I knew that he had fought in the war and spent rather too long in a German Prisoner of War camp. And I knew about his goldfish and that was that. Every now and again the old man would go to Banbury and come back with goldfish. These he would then release into the stream and they would swim away from our his house towards the church at the other end of the village.
How far did they get? I guess we will never know. I suspect goldfish would rather have been in warmer waters. And they will have found parts of the stream very shallow indeed and may well have got stuck. One thinks of the little blighters stranded in summer as the stream dried up and dying an unpleasant death. And of course there would have been predators galore. Even where we fished in the upper reaches of the Cherwell there were pike and perch which would have thought a goldfish was a rare treat.

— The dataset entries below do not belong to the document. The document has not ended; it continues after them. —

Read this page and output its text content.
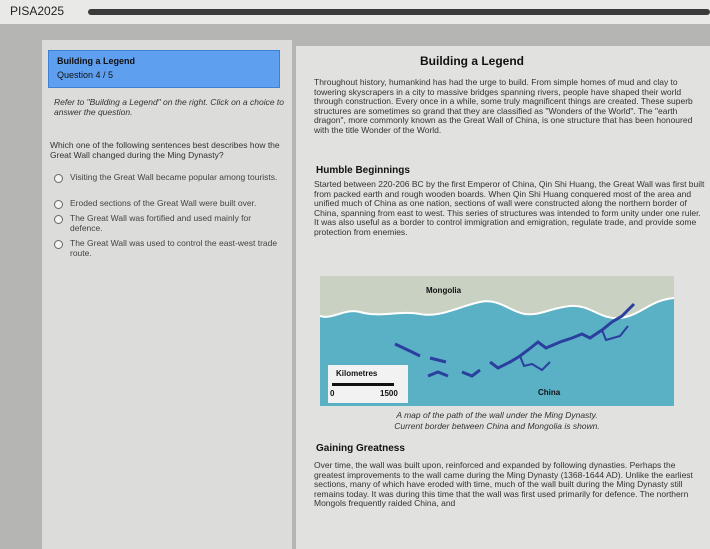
PISA2025
Building a Legend
Question 4 / 5
Refer to "Building a Legend" on the right. Click on a choice to answer the question.
Which one of the following sentences best describes how the Great Wall changed during the Ming Dynasty?
Visiting the Great Wall became popular among tourists.
Eroded sections of the Great Wall were built over.
The Great Wall was fortified and used mainly for defence.
The Great Wall was used to control the east-west trade route.
Building a Legend
Throughout history, humankind has had the urge to build. From simple homes of mud and clay to towering skyscrapers in a city to massive bridges spanning rivers, people have shaped their world through construction. Every once in a while, some truly magnificent things are created. These superb structures are sometimes so grand that they are classified as "Wonders of the World". The "earth dragon", more commonly known as the Great Wall of China, is one structure that has been honoured with the title Wonder of the World.
Humble Beginnings
Started between 220-206 BC by the first Emperor of China, Qin Shi Huang, the Great Wall was first built from packed earth and rough wooden boards. When Qin Shi Huang conquered most of the area and unified much of China as one nation, sections of wall were constructed along the northern border of China, spanning from east to west. This series of structures was intended to form unity under one ruler. It was also useful as a border to control immigration and emigration, regulate trade, and provide some protection from enemies.
Mongolia
China
Kilometres
0	1500
A map of the path of the wall under the Ming Dynasty.
Current border between China and Mongolia is shown.
Gaining Greatness
Over time, the wall was built upon, reinforced and expanded by following dynasties. Perhaps the greatest improvements to the wall came during the Ming Dynasty (1368-1644 AD). Unlike the earliest sections, many of which have eroded with time, much of the wall built during the Ming Dynasty still remains today. It was during this time that the wall was first used primarily for defence. The northern Mongols frequently raided China, and
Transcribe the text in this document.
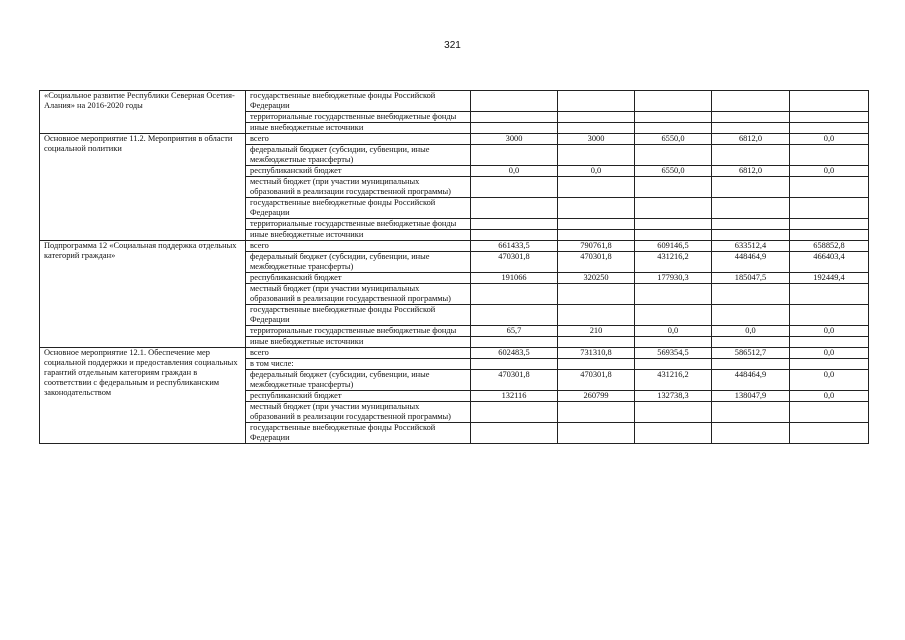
321
«Социальное развитие Республики Северная Осетия-Алания» на 2016-2020 годы	государственные внебюджетные фонды Российской Федерации					
	территориальные государственные внебюджетные фонды					
	иные внебюджетные источники					
Основное мероприятие 11.2. Мероприятия в области социальной политики	всего	3000	3000	6550,0	6812,0	0,0
	федеральный бюджет (субсидии, субвенции, иные межбюджетные трансферты)					
	республиканский бюджет	0,0	0,0	6550,0	6812,0	0,0
	местный бюджет (при участии муниципальных образований в реализации государственной программы)					
	государственные внебюджетные фонды Российской Федерации					
	территориальные государственные внебюджетные фонды					
	иные внебюджетные источники					
Подпрограмма 12 «Социальная поддержка отдельных категорий граждан»	всего	661433,5	790761,8	609146,5	633512,4	658852,8
	федеральный бюджет (субсидии, субвенции, иные межбюджетные трансферты)	470301,8	470301,8	431216,2	448464,9	466403,4
	республиканский бюджет	191066	320250	177930,3	185047,5	192449,4
	местный бюджет (при участии муниципальных образований в реализации государственной программы)					
	государственные внебюджетные фонды Российской Федерации					
	территориальные государственные внебюджетные фонды	65,7	210	0,0	0,0	0,0
	иные внебюджетные источники					
Основное мероприятие 12.1. Обеспечение мер социальной поддержки и предоставления социальных гарантий отдельным категориям граждан в соответствии с федеральным и республиканским законодательством	всего	602483,5	731310,8	569354,5	586512,7	0,0
	в том числе:					
	федеральный бюджет (субсидии, субвенции, иные межбюджетные трансферты)	470301,8	470301,8	431216,2	448464,9	0,0
	республиканский бюджет	132116	260799	132738,3	138047,9	0,0
	местный бюджет (при участии муниципальных образований в реализации государственной программы)					
	государственные внебюджетные фонды Российской Федерации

Rather like the prisoners on the Great Escape one imagines that very few of the old man's goldfish made it very far, Maybe there was the odd Charles Bronson who finally made it to freedom in the Thames at Oxford. Somehow I doubt it. Surely the old man must have known that the fish he released would almost all enjoy an all too brief freedom? But perhaps he viewed that as a better way to go than cooped up in a small Stalag goldfish bowl or aquarium or sent to perish in plastic bags at the fair.
Years later I stayed at a kibbutz at Ein Gedi near the Dead Sea in Israel. At one table there were a group of elderly ladies who were all very fat. All ensured that their plates were as full as possible and they ate in an almost compulsive manner, gobbling fast as if it were a race, as if there was an external pressure on them. And of course there was. Each had a telephone number tattooed on their arm. It must have been 55 years since they were liberated from the death camps but those ladies were never really free. Our neighbour in Byfield had been free for just thirty years but the war was not over for him.
As a boy so many in the village in which I lived were touched first hand by the second world war. Fifty years later my son will probably never meet anyone with first hand experience of that great conflict.